Ein Hirsch glotzt zurück, als Leo durchs Gitter äugt, zwei Rehe schlackern mit den Ohren. Drei Kitze fliehen und blöken wie kleine Ziegen. Sowas hat Leo auch noch nicht gehört. Kein Kinderbuch hat ihm das verraten, dass Rehe blöken. – Dass Hirsche röhren, weiß er ja. Aber dieser hier nicht. Der guckt nur. Vielleicht will er ein Möhrchen. Leo hat keins dabei. Schulterzucken beiderseits. Und guten Weg. Denn Leo zumindest weiß nicht, was vor ihm liegt. Auf der Wanderkarte sieht der Weg brav aus, immer an der Selke entlang, die linkerhand murmelt. Rechterhand wächst der Berg. Der Weg ist mit Tafeln und Spielgeräten bestückt für Leute, die gern turnen im Wald.
Ein halber Klimmzug, drei Armstützen, ein Gleichgewichtsversuch. Leo landet im Laub. Und beschließt, heute nicht um Medaillen zu kämpfen. Lieber was für die Bildung zu tun. Erste Lektion: Was sich da im Laub verbirgt, sind die Reste alter Stollen. Unterm Kirchberg von Meisdorf wurde Steinkohle abgebaut bis vor Kurzem. 350 Tonnen im Jahr. Donnerwetter, sagt sich Leo. Das hätte er nicht gedacht. Der Berg sieht so brav auf.
Aber brave Berge trügen. Das erfährt er ein paar Stolperer später, wo ein Steinbruch gähnt im Gehölz. Der eigentlich nichts Besonderes ist. Steinbrüche gibt’s überall. Aber dieser hier scheint auch die Steinbrecher überrascht zu haben, denn unter lauter Stein und Geröll fanden sie eine vier Meter dicke Schicht Stauseelöß, wie da zu lesen steht. Das feine Zeug, das sich in Seen ablagert, wenn sie nicht ablaufen. War hier ein See? – Die Tafel sagt: Ja. In der Eiszeit. Da stand das Eis in Sachsen und Anhalt so hoch, dass der Gletscher das Selketal abriegelte. Aus der Selke wurde ein See. Da braucht man ein bisschen Phantasie. Leo wandelt also auf dem Grund eines uralten Sees. Mit Kletterpilzen und Balancierstangen. Ab und an überholt ihn ein schweißspritzender Läufer. Selbst hier tun die Leute so, als müssten sie den nächsten Marathonlauf gewinnen.

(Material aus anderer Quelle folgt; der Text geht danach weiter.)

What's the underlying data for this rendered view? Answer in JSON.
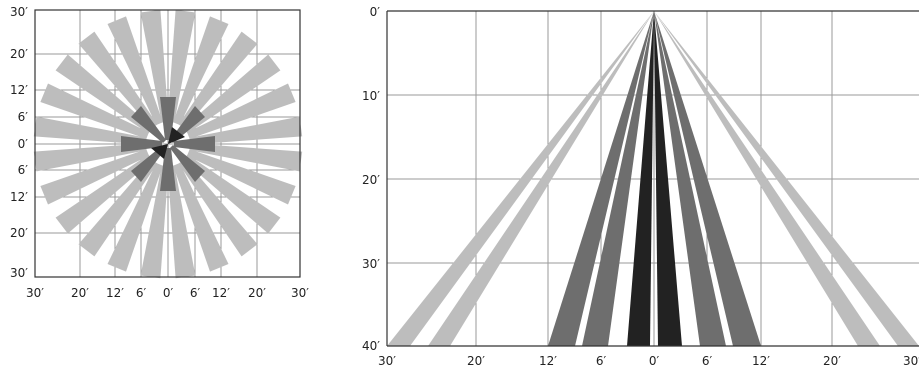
{
  "top_view": {
    "y_labels": [
      "30′",
      "20′",
      "12′",
      "6′",
      "0′",
      "6′",
      "12′",
      "20′",
      "30′"
    ],
    "x_labels": [
      "30′",
      "20′",
      "12′",
      "6′",
      "0′",
      "6′",
      "12′",
      "20′",
      "30′"
    ]
  },
  "side_view": {
    "y_labels": [
      "0′",
      "10′",
      "20′",
      "30′",
      "40′"
    ],
    "x_labels": [
      "30′",
      "20′",
      "12′",
      "6′",
      "0′",
      "6′",
      "12′",
      "20′",
      "30′"
    ]
  },
  "colors": {
    "long_range_zone": "#bdbdbd",
    "mid_range_zone": "#6e6e6e",
    "near_zone": "#222222",
    "grid": "#9a9a9a",
    "frame": "#333333"
  }
}
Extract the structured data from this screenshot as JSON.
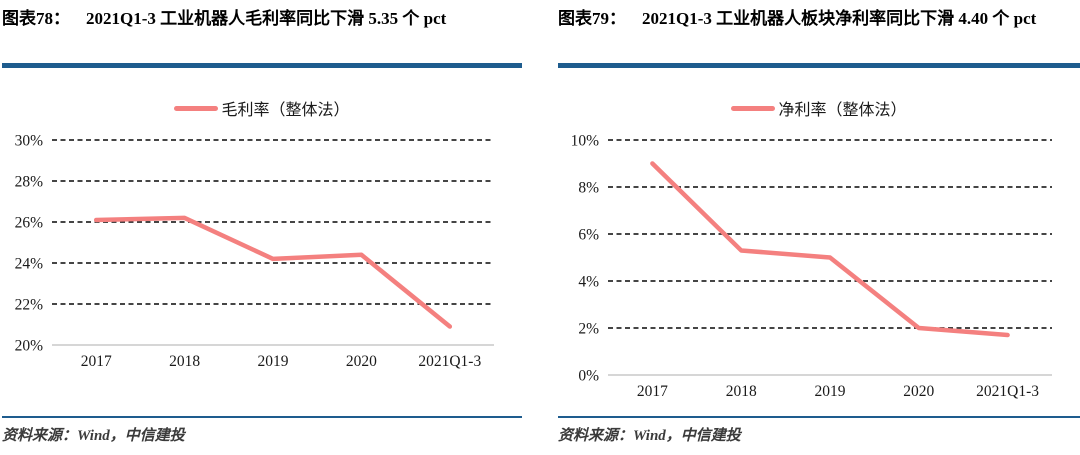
{
  "panels": [
    {
      "figure_label": "图表78：",
      "figure_title": "2021Q1-3 工业机器人毛利率同比下滑 5.35 个 pct",
      "source": "资料来源：Wind，中信建投"
    },
    {
      "figure_label": "图表79：",
      "figure_title": "2021Q1-3 工业机器人板块净利率同比下滑 4.40 个 pct",
      "source": "资料来源：Wind，中信建投"
    }
  ],
  "chart_data": [
    {
      "type": "line",
      "title": "2021Q1-3 工业机器人毛利率同比下滑 5.35 个 pct",
      "legend": [
        "毛利率（整体法）"
      ],
      "legend_position": "top-center",
      "categories": [
        "2017",
        "2018",
        "2019",
        "2020",
        "2021Q1-3"
      ],
      "series": [
        {
          "name": "毛利率（整体法）",
          "values": [
            26.1,
            26.2,
            24.2,
            24.4,
            20.9
          ]
        }
      ],
      "ylim": [
        20,
        30
      ],
      "ytick_step": 2,
      "yticks": [
        "20%",
        "22%",
        "24%",
        "26%",
        "28%",
        "30%"
      ],
      "ytick_suffix": "%",
      "grid": "dashed-horizontal",
      "line_color": "#F4807F"
    },
    {
      "type": "line",
      "title": "2021Q1-3 工业机器人板块净利率同比下滑 4.40 个 pct",
      "legend": [
        "净利率（整体法）"
      ],
      "legend_position": "top-center",
      "categories": [
        "2017",
        "2018",
        "2019",
        "2020",
        "2021Q1-3"
      ],
      "series": [
        {
          "name": "净利率（整体法）",
          "values": [
            9.0,
            5.3,
            5.0,
            2.0,
            1.7
          ]
        }
      ],
      "ylim": [
        0,
        10
      ],
      "ytick_step": 2,
      "yticks": [
        "0%",
        "2%",
        "4%",
        "6%",
        "8%",
        "10%"
      ],
      "ytick_suffix": "%",
      "grid": "dashed-horizontal",
      "line_color": "#F4807F"
    }
  ],
  "colors": {
    "accent_bar": "#1E5C8E",
    "line": "#F4807F",
    "grid": "#2b2b2b",
    "baseline": "#c8c8c8",
    "text": "#1a1a1a",
    "source_text": "#3b3b3b"
  }
}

Will Leo gar nicht. Sein Ziel ist sein Frühstück. Ein Frühstück mit Fragezeichen. Denn am Gasthof zum Falken herrscht noch Ruh. In seinem Magen spürt Leo Unbehagen. Was, wenn jetzt auch das nächste Haus ruht? Ist jetzt schon Winterruhe im Selketal – mitten im Sommer? Eigentlich wollte er hier schon abbiegen. Hier verstreicht sich der Weg ins Gewäld. Es steht sogar dran: Lumpenstieg.
Da bin ich doch richtig, freut sich Leo. Aber nicht ungefrühstückt!
Gekämmt ist er mittlerweile.
Fische sieht er tatsächlich beim Blick von der Brücke: zwei Gründlinge, etwas mager. Man müsste sie erst mal füttern, bevor man sie angelt.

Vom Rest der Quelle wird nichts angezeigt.